The Court’s Assessment
The independence and impartiality of tribunals are not explicitly enshrined in Article 36 of the Constitution. However, it is an implicit element of the right to a fair trial under the Court’s case-law.
Considering the status of the military judge sitting at the bench of the SSC at the time they were operating, the ECHR concluded that these courts lacked independence and impartiality. Also in many applications lodged against Turkey with respect to the status of the military judge sitting on the bench of these courts, the ECHR found a violation of the right to trial by an independent and impartial court. Following the ECHR’s judgments, the SSCs were completely abolished along with the law regarding military judges at the bench of these courts.
In the present case, the question as to whether the violation found by the ECHR and its consequences were redressed by the inferior courts is of importance. The violation found by the ECHR should have been redressed by conducting a re-trial before a court involving no military judge. However, the relevant court refused a re-trial on the ground that presence of a military judge on the bench during the proceedings was only a procedural matter. In fact, in the judgment in the applicant’s case, the ECHR considered sitting of a military judge on the bench as a ground giving rise to violation, independently from the outcome of the trial. It was also indicated that, if requested, conducting a re-trial would be an appropriate means for the redress of the violation.

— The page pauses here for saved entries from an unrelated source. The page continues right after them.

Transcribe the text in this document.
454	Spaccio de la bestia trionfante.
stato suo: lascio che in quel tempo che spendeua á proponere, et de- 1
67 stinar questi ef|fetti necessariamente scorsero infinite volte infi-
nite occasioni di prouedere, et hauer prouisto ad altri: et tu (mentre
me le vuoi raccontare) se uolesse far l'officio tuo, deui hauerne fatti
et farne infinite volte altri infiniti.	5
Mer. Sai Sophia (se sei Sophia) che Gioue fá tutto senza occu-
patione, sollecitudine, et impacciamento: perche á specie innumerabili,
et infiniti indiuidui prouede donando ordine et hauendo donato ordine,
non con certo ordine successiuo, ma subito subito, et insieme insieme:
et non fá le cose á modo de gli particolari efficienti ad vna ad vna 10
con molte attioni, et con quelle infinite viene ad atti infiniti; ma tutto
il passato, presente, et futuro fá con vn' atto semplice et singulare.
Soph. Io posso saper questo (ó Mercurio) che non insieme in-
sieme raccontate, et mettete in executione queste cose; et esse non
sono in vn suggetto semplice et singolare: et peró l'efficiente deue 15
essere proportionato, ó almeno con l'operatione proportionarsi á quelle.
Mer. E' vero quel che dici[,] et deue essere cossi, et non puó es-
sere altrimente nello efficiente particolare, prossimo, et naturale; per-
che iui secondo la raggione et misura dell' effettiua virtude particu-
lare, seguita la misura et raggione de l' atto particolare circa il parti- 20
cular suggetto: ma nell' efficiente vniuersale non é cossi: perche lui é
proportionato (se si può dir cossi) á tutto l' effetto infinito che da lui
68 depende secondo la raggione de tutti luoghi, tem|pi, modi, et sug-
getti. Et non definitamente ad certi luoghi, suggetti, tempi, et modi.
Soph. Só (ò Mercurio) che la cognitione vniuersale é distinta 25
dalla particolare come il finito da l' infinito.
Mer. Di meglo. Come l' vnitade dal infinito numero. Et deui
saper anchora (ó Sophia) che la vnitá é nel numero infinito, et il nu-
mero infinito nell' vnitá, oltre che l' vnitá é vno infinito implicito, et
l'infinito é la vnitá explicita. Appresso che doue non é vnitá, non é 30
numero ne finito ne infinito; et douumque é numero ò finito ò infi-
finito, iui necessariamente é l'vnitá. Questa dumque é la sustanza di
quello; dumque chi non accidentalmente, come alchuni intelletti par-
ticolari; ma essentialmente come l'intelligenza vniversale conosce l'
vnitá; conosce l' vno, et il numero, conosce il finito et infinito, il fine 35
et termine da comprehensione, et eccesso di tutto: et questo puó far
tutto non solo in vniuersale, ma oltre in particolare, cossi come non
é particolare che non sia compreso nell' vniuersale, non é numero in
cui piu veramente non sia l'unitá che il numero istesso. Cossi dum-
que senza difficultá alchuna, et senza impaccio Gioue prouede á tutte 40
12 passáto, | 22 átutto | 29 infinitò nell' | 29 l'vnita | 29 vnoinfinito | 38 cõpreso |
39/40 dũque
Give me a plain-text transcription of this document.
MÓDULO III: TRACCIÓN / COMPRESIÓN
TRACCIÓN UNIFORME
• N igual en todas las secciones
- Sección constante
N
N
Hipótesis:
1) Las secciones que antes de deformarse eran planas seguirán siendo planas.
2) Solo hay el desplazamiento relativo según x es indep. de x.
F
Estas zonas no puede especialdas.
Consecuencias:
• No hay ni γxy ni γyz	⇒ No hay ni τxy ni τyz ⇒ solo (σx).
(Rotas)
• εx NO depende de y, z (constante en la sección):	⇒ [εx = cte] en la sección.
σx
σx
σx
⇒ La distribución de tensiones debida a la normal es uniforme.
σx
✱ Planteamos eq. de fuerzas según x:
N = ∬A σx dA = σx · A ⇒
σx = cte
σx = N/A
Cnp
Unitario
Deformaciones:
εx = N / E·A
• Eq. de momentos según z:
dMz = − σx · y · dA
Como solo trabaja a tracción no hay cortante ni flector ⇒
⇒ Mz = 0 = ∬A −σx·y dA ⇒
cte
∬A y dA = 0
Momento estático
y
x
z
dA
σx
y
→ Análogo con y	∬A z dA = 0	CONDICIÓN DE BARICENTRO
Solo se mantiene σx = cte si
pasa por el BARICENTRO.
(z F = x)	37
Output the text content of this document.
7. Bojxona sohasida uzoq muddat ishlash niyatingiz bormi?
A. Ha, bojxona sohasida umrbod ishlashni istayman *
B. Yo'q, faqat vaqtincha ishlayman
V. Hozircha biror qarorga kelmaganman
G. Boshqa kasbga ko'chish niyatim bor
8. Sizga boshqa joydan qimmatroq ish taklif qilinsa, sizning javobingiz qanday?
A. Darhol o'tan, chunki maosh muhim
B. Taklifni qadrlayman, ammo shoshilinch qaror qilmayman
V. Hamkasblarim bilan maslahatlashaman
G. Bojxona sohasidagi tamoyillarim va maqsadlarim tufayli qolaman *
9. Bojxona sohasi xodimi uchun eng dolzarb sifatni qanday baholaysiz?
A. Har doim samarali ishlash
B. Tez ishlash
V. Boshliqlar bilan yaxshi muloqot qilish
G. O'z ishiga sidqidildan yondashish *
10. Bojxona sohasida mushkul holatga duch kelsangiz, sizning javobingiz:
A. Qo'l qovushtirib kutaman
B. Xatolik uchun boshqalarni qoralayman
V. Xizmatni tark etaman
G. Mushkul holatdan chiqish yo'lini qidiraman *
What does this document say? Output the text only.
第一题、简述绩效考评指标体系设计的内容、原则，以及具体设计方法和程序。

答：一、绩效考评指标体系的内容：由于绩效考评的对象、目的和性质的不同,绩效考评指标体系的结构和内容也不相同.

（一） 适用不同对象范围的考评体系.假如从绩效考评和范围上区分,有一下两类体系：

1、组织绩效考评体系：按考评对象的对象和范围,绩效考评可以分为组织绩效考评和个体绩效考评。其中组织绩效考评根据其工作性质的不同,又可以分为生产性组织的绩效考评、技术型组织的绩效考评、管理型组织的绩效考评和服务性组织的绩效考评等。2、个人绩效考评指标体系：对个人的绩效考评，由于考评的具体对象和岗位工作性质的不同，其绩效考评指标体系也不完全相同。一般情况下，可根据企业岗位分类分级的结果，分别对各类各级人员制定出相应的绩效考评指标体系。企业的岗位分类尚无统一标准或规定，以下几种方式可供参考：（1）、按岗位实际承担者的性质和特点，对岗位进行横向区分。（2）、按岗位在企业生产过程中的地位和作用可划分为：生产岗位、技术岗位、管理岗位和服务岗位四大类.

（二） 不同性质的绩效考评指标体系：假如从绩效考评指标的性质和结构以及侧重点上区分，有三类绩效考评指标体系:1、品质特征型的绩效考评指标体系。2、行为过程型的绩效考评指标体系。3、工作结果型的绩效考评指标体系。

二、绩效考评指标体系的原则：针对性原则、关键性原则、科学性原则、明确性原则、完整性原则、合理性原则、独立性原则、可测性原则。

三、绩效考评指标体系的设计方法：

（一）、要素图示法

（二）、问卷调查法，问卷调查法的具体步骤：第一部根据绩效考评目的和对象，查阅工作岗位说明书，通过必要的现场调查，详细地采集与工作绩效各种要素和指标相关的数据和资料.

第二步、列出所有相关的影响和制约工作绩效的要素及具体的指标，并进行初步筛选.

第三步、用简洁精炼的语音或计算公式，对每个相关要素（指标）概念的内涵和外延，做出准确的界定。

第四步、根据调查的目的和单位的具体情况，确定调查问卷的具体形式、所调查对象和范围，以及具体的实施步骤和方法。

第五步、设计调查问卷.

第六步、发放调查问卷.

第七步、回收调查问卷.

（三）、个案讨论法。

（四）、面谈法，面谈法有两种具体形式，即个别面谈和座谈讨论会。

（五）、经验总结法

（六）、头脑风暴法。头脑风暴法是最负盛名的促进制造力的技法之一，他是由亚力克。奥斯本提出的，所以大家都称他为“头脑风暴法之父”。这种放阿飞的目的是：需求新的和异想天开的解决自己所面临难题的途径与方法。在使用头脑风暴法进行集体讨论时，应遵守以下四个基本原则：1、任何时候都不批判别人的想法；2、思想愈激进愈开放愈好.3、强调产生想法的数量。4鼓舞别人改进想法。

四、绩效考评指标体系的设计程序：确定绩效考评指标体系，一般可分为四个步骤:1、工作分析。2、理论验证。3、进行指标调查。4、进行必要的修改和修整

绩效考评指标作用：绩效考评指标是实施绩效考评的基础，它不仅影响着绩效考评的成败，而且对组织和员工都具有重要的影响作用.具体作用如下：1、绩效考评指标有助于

It has been concluded that the violation judgment is a substantial reason for a re-trial and the interpretation of the relevant law otherwise was not compatible with the ECHR’s judgment. The request for re-trial was not duly examined in relation to Article 36 of the Constitution. Consequently, the requirements stated in the violation judgment of the ECHR were not fulfilled and, therefore, the violation of the right to trial by an independent and impartial tribunal was not redressed.
For the reasons explained above, the Constitutional Court found a violation of the right to trial by an independent and impartial tribunal safeguarded by Article 36 of the Constitution.